Cardiac digital twins are computational tools capturing key functional and anatomical characteristics of patient hearts for investigating disease phenotypes and predicting responses to therapy. When paired with large-scale computational resources and large clinical datasets, digital twin technology can enable virtual clinical trials on virtual cohorts to fast-track therapy development. Here, we present an automated pipeline for personalising ventricular anatomy and electrophysiological function based on routinely acquired cardiac magnetic resonance (CMR) imaging data and the standard 12-lead electrocardiogram (ECG). Using CMR-based anatomical models, a sequential Monte-Carlo approximate Bayesian computational inference method is extended to infer electrical activation and repolarisation characteristics from the ECG. Fast simulations are conducted with a reaction-Eikonal model, including the Purkinje network and biophysically-detailed subcellular ionic current dynamics for repolarisation. For each patient, parameter uncertainty is represented by inferring a population of ventricular models rather than a single one, which means that parameter uncertainty can be propagated to therapy evaluation. Furthermore, we have developed techniques for translating from reaction-Eikonal to monodomain simulations, which allows more realistic simulations of cardiac electrophysiology. The pipeline is demonstrated in a healthy female subject, where our inferred reaction-Eikonal models reproduced the patient's ECG with a Pearson's correlation coefficient of 0.93, and the translated monodomain simulations have a correlation coefficient of 0.89. We then apply the effect of Dofetilide to the monodomain population of models for this subject and show dose-dependent QT and T-peak to T-end prolongations that are in keeping with large population drug response data.

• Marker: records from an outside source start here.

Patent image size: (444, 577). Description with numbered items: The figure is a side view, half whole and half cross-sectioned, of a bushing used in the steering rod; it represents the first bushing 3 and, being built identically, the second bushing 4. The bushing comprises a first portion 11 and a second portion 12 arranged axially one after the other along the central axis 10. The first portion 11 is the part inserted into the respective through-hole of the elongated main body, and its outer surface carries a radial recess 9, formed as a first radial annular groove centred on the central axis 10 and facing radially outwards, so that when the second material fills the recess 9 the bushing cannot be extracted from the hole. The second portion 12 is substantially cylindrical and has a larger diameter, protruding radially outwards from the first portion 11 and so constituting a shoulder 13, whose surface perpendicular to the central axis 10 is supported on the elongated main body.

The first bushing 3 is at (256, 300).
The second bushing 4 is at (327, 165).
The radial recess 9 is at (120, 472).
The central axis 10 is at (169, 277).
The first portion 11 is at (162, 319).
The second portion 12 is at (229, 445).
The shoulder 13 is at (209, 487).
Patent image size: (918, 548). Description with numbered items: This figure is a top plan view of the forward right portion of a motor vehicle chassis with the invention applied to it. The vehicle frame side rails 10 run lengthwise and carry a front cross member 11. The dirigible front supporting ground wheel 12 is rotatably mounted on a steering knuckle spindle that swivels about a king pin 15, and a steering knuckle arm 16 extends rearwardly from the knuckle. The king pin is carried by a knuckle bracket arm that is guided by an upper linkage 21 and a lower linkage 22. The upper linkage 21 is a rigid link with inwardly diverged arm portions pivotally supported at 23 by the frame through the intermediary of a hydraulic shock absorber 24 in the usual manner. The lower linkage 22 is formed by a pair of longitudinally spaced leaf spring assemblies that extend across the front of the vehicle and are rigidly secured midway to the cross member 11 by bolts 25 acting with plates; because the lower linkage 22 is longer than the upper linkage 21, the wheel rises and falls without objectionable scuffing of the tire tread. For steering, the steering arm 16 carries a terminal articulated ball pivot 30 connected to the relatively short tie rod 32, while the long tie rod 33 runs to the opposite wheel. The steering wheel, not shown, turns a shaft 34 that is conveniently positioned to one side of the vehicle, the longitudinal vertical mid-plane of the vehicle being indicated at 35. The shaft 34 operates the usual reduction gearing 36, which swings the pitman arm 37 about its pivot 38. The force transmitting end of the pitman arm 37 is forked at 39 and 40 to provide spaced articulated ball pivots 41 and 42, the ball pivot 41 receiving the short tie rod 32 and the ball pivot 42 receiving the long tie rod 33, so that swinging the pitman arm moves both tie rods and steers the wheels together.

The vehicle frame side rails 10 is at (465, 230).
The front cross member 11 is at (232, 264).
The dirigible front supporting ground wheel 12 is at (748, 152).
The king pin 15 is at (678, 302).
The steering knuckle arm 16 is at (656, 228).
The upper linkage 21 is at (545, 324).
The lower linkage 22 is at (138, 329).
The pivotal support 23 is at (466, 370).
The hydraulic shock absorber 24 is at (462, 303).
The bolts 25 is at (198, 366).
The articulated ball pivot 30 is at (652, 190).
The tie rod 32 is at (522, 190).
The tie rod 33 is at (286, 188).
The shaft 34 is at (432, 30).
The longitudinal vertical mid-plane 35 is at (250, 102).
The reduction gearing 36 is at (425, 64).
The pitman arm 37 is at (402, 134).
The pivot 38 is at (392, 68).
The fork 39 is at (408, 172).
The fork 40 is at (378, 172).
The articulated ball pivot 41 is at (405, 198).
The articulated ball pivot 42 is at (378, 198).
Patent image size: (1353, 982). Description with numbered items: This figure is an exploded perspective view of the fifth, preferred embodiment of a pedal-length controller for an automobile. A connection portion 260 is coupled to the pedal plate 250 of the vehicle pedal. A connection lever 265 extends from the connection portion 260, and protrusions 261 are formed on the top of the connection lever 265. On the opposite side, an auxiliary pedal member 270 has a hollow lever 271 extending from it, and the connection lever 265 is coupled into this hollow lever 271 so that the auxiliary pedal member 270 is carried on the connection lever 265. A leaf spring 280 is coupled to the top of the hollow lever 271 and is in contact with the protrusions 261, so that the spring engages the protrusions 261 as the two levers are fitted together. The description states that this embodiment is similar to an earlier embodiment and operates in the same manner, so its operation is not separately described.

翻译：心脏数字孪生是计算工具，能够捕获患者心脏的关键功能和解剖特征，用于研究疾病表型并预测治疗反应。当与大规模计算资源和大型临床数据集相结合时，数字孪生技术可在虚拟队列中开展虚拟临床试验，以加速疗法开发。本文提出了一种自动化管道，基于常规获取的心脏磁共振成像数据和标准12导联心电图，实现心室解剖结构与电生理功能的个性化建模。我们利用基于CMR的解剖模型，将序列蒙特卡洛近似贝叶斯计算推断方法扩展，从ECG中推断电激活与复极化特征。通过反应-程函模型进行快速仿真，该模型包含浦肯野网络及用于复极化的生物物理精细亚细胞离子电流动力学。针对每位患者，参数不确定性通过推断群体心室模型（而非单一模型）来表征，从而使参数不确定性可传递至治疗评估。此外，我们开发了从反应-程函模型向单域模型转化的技术，从而实现对心脏电生理学更真实的仿真。该管道在一位健康女性受试者上得到验证：我们推断的反应-程函模型以0.93的皮尔逊相关系数重现了患者ECG，而转化后的单域仿真相关系数为0.89。随后，我们对该受试者的单域模型群体施加多非利特效应，结果显示QT间期与T波峰至T波末间期的剂量依赖性延长，与大规模人群药物反应数据一致。